5. sumi wearing the red glasses to not let shardul's coworkers find out that she's a part of the parade.
6. the walkie-talkie during the scene with shardul's superior and his wife visiting them for tea is blaring about loud, barking dogs and the dialogues SEND ME.
7. kabir's text messages. you really need to pause to read them but they're so sus (i think he might be cheating? idk)
basically, it ages like an evergreen forest.
i didn't expect to walk into the theatre to watch an arthouse, indie film. at its core, what badhaai do has achieved is something phenomenal - it has retained what defines a bollywood movie while simultaneously portraying queer relationships as something not extraordinary or reserved for the "woke" segments of society. the characters aren't just their sexualities and sumi says it herself: "hissa hain, puri zindagi kaha hain." (trans: it's just a part of us, not our entire life.) shardul slaps his lover, kabir is an asshole, sumi decimates her partner's career, rhimjhim makes assumptions on shardul's sexuality, etc. it is bad enough that i have to sit through homophobes calling this as a disgusting film filled with obscene scenes, giving their low-iq opinions on why it's wrong. now i have to sit through seasoned, jaded queer individuals like me, give some of the worst reasons to cancel a film and call it problematic?

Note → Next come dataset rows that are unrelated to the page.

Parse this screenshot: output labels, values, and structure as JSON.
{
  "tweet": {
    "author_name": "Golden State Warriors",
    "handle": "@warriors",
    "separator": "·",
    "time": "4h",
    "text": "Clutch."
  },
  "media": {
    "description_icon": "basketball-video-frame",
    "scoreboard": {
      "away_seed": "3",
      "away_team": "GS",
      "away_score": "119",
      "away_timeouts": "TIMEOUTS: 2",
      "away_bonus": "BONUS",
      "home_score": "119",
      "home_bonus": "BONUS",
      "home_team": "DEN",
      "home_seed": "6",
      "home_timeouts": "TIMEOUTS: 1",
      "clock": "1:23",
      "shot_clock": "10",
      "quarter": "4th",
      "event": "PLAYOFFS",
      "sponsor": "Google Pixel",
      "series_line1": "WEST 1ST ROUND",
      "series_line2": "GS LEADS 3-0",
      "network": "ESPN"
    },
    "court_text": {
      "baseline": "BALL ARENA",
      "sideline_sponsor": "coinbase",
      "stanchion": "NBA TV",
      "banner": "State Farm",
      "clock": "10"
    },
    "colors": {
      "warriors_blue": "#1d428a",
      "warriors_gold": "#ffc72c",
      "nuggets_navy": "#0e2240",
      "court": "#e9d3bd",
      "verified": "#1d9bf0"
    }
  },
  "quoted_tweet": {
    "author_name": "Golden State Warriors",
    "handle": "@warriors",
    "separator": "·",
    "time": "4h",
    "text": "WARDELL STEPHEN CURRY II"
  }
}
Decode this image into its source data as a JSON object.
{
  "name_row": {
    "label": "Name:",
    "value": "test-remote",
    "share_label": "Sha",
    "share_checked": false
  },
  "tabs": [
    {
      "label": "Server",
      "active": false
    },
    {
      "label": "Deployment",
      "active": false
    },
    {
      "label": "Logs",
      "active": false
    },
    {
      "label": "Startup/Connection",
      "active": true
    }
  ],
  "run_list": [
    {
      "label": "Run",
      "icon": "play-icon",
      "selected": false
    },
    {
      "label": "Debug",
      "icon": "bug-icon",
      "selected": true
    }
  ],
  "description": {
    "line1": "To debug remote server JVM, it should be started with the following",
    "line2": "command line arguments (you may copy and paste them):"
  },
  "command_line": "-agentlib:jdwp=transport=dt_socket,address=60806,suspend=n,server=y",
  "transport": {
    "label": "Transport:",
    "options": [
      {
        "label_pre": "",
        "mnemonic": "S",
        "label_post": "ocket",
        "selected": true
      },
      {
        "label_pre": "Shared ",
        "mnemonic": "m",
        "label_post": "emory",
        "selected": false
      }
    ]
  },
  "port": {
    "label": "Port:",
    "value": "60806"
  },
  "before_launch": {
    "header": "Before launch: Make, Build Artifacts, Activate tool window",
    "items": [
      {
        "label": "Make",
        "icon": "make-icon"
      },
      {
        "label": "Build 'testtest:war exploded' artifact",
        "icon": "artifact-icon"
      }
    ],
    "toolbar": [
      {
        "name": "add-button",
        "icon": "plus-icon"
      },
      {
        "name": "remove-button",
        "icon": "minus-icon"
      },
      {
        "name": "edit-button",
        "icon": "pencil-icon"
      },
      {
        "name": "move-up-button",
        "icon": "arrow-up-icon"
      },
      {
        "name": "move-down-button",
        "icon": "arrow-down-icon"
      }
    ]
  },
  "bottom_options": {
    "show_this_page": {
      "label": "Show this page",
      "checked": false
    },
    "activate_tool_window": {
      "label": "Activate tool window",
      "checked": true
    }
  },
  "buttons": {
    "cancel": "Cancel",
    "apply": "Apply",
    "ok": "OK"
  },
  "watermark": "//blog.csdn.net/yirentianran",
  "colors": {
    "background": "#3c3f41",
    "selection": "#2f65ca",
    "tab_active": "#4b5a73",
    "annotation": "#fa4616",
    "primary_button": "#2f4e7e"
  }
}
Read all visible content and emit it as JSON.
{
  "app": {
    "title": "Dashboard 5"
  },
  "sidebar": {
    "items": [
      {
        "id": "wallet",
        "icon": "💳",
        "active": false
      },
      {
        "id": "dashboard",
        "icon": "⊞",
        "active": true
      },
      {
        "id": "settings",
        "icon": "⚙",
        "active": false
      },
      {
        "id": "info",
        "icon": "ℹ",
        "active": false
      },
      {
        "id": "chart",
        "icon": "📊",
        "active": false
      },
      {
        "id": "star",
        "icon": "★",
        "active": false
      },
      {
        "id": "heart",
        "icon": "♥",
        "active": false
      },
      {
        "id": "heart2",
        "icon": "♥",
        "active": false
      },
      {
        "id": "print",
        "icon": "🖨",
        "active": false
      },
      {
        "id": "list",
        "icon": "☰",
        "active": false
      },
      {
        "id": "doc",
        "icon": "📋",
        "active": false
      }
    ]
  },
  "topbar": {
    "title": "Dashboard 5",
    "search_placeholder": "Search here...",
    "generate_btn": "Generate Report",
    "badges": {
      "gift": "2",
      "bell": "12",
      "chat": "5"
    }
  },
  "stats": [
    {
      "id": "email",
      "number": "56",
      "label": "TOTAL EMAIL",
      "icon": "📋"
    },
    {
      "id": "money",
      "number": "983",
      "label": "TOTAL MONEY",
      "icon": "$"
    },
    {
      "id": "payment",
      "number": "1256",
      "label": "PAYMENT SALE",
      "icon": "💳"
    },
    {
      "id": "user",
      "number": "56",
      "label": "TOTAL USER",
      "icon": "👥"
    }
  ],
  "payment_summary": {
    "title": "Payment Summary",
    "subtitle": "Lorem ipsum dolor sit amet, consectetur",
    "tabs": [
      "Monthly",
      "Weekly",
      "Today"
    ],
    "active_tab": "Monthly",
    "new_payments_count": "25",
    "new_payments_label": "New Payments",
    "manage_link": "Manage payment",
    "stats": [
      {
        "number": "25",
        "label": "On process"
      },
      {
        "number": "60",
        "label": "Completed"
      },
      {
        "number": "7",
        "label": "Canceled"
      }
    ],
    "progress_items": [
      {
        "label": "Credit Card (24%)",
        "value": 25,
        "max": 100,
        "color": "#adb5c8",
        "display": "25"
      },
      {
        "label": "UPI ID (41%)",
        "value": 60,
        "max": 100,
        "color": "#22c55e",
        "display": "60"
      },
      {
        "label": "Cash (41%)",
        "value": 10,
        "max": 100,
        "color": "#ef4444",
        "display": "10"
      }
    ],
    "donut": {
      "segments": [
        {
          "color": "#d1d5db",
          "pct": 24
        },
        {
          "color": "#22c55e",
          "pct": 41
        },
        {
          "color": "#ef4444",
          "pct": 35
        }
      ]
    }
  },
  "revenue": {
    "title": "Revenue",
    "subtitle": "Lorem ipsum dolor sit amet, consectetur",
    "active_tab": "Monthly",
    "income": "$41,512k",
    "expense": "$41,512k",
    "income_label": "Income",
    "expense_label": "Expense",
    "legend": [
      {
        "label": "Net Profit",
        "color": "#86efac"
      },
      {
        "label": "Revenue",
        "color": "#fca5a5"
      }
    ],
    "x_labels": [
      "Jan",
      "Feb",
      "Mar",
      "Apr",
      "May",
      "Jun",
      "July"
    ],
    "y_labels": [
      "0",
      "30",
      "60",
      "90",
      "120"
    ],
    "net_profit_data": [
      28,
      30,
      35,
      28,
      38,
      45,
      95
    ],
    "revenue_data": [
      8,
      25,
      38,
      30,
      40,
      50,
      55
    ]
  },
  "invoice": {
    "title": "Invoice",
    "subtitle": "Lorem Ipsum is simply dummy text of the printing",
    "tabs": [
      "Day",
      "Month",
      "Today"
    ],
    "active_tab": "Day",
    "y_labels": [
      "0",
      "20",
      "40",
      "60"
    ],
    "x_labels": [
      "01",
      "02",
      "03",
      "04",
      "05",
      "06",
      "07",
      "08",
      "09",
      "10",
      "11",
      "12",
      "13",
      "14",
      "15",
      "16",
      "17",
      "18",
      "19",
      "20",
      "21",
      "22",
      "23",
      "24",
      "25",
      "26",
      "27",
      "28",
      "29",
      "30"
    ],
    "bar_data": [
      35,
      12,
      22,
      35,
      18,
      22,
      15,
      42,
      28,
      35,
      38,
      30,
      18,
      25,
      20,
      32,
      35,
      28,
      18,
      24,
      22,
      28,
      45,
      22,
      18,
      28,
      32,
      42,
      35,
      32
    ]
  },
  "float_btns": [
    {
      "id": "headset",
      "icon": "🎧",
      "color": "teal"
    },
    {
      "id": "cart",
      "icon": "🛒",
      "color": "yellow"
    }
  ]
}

The characters are not pinnacles of perfection and I'm here for it. I don't want a cardboard vincian protagonist. some
of the reviewers clearly don't understand what nuance is and I'm okay with that. some of us who have grateful access to resources and inner pride meetings forget that there are those still in closet, those who still don't know that gender is a social construct. that we still live in a country which has some of the most homophobic outlooks. sure, homophobia was a concept popularized by the British, but are we really going to forget that there are scriptures dated BC that have specific laws for punishing lesbians? homophobia has been as rooted in our culture as the urge to search for a suitable groom for a girl the minute she comes of age (the number may change with each passing century, but does it really matter?).
those that go as far as the city's outskirts for a chance to live a life free from the heteronormative eye. there are also those who want a child as their own. what's so heteronormative about that? what's so heteronormative about wanting to be a mother? are we seriously going to nitpick on the littlest things? and let us not forget that guru isn't at all interested in the child. he states this himself and is hesitant to join Shardul until he is told that it is just to be by his side. the ending is not meant to be perfect. heck, I would go as far as to say that the true ending was when it was just Sumi and Shardul with the child. perhaps the filmmakers wanted to offer us a happy ending, or at least, a bittersweet one. and i will quote the director from his interview with PeepingMoon: "they never really come out of the closet. instead, the closet just gets bigger."
this is coming from someone still in the closet, living in a somewhat conservative society and still grasping with their own gender identity. my closet keeps getting bigger, with the recent addition of my mother to it. watching this movie encouraged me to come out to her and my mother to give some of most supportive words a queer child can hear. and for that, i cannot thank Badhaai Do and its makers enough for it.